Giungiamo qui da La Ficara di Caulonia. Camminando su una stradina a picco sulle gole dell’Allaro: in un punto si intravede anche l’antico convento di Sant’Ilarione, dove vive l’eremita Frédéric Vermorel, che andremo a trovare a sera. Attraversando l’abbandono di Salincriti, dove è la più alta concentrazione di rovine, quelle del passato e quelle della modernità: carcasse d’auto, televisioni, lavatrici, frigo, mobili, utensili, oggetti vari. Dove la melanconia è una dimensione struggente, commossa, inestinguibile. Passando nel nido celato di Agrelli, dove scorre un ruscello ed un paio di contadini ancora stanno negli orti, soli, imperturbabili nei loro volti scuriti dal sole. Arrancando, infine, per un sentiero che penetra nella giungla incaica della valle. Appeso fra una rasula ed un’armacera, franoso, instabile, avvolto fra i castagni, i lecci ed una vegetazione indigena che re-inghiotte tutto. Siamo nelle “Indie di quaggiù”, come chiamarono, sul finire del ‘500, anche il Sud Italia i gesuiti che erano stati mandati ad evangelizzare l’America e che cercarono in Europa le ultime sacche di miseria e paganesimo.

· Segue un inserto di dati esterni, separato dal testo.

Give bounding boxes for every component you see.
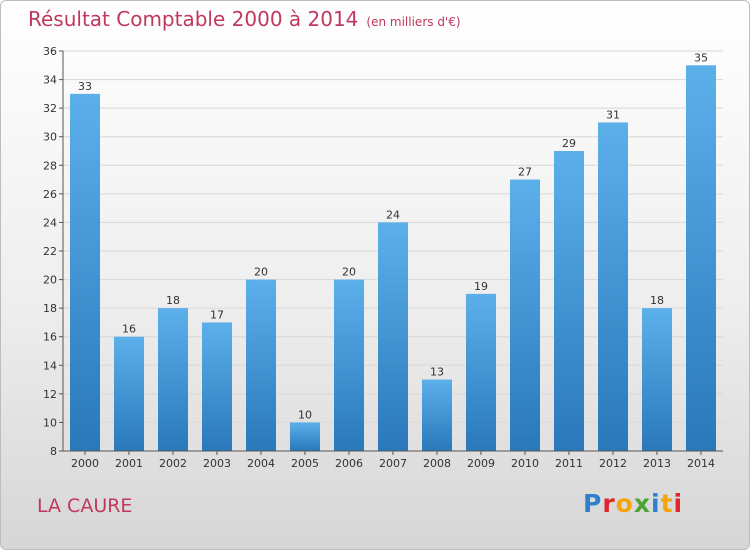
- x-tick-label: 2005: [291, 457, 319, 470]
- y-tick-label: 22: [43, 245, 57, 258]
- x-tick-label: 2013: [643, 457, 671, 470]
- bar-2001: [114, 336, 144, 451]
- data-label: 33: [78, 80, 92, 93]
- data-label: 20: [254, 266, 268, 279]
- chart-subtitle: (en milliers d'€): [366, 15, 461, 29]
- y-tick-label: 20: [43, 274, 57, 287]
- y-tick-label: 24: [43, 216, 57, 229]
- bar-2009: [466, 293, 496, 451]
- chart-title-block: Résultat Comptable 2000 à 2014 (en millie…: [28, 7, 461, 31]
- data-label: 27: [518, 166, 532, 179]
- bar-2000: [70, 93, 100, 451]
- y-tick-label: 14: [43, 359, 57, 372]
- data-label: 24: [386, 208, 400, 221]
- proxiti-logo: Proxiti: [583, 489, 684, 518]
- x-tick-label: 2001: [115, 457, 143, 470]
- data-label: 35: [694, 51, 708, 64]
- bar-2010: [510, 179, 540, 452]
- data-label: 16: [122, 323, 136, 336]
- data-label: 10: [298, 408, 312, 421]
- bar-2013: [642, 308, 672, 451]
- data-label: 31: [606, 108, 620, 121]
- data-label: 18: [650, 294, 664, 307]
- x-tick-label: 2014: [687, 457, 715, 470]
- bar-2005: [290, 422, 320, 451]
- y-tick-label: 16: [43, 331, 57, 344]
- x-tick-label: 2007: [379, 457, 407, 470]
- x-tick-label: 2008: [423, 457, 451, 470]
- chart-title: Résultat Comptable 2000 à 2014: [28, 7, 359, 31]
- y-tick-label: 32: [43, 102, 57, 115]
- x-tick-label: 2010: [511, 457, 539, 470]
- y-tick-label: 12: [43, 388, 57, 401]
- x-tick-label: 2002: [159, 457, 187, 470]
- x-tick-label: 2011: [555, 457, 583, 470]
- y-tick-label: 36: [43, 45, 57, 58]
- y-tick-label: 10: [43, 416, 57, 429]
- y-tick-label: 18: [43, 302, 57, 315]
- data-label: 18: [166, 294, 180, 307]
- y-tick-label: 26: [43, 188, 57, 201]
- y-tick-label: 8: [50, 445, 57, 458]
- x-tick-label: 2009: [467, 457, 495, 470]
- bar-2012: [598, 122, 628, 451]
- x-tick-label: 2000: [71, 457, 99, 470]
- data-label: 29: [562, 137, 576, 150]
- x-tick-label: 2006: [335, 457, 363, 470]
- bar-2007: [378, 222, 408, 451]
- y-tick-label: 34: [43, 74, 57, 87]
- bar-2002: [158, 308, 188, 451]
- data-label: 17: [210, 308, 224, 321]
- bar-2003: [202, 322, 232, 451]
- data-label: 13: [430, 366, 444, 379]
- y-tick-label: 28: [43, 159, 57, 172]
- bar-2006: [334, 279, 364, 451]
- bar-2004: [246, 279, 276, 451]
- x-tick-label: 2012: [599, 457, 627, 470]
- x-tick-label: 2004: [247, 457, 275, 470]
- bar-2014: [686, 65, 716, 452]
- x-tick-label: 2003: [203, 457, 231, 470]
- data-label: 20: [342, 266, 356, 279]
- commune-name: LA CAURE: [37, 495, 133, 517]
- y-tick-label: 30: [43, 131, 57, 144]
- data-label: 19: [474, 280, 488, 293]
- bar-2011: [554, 151, 584, 451]
- bar-2008: [422, 379, 452, 451]
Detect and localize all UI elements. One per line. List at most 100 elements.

Il cielo, che si era schiarito all’inizio, è tornato grigio e minaccioso. Sono inquieto, perché essere colti qui da un temporale sarebbe cosa dura. Un bucranio infilzato su un palo ci indica l’ultimo tratto del sentiero, affiancato ad un antico acquaro. La nebbia ci avvolge, fiotta, aleggia, si dissolve, torna alle nubi. E d’improvviso, in una cornice di rami, compare lui, il paese, la latenza sepolta della mia psiche. Velato, stinto, fragile, appeso. Con quel sentore dei camini e del fiume, come l’avevo custodito nel profondo.  

Ora sediamo nella piazzetta del villaggio, a riposare. In una casa una famiglia sta desinando. Escono con qualche scusa per osservarci. Sanno che siamo innocui: pellegrini ignoti che di tanto in tanto sbucano dalla giungla, con gli zaini carichi, e poi se ne vanno, inghiottiti di nuovo dal bosco che è il confine fra due mondi, la linea d’ombra di una civiltà perduta.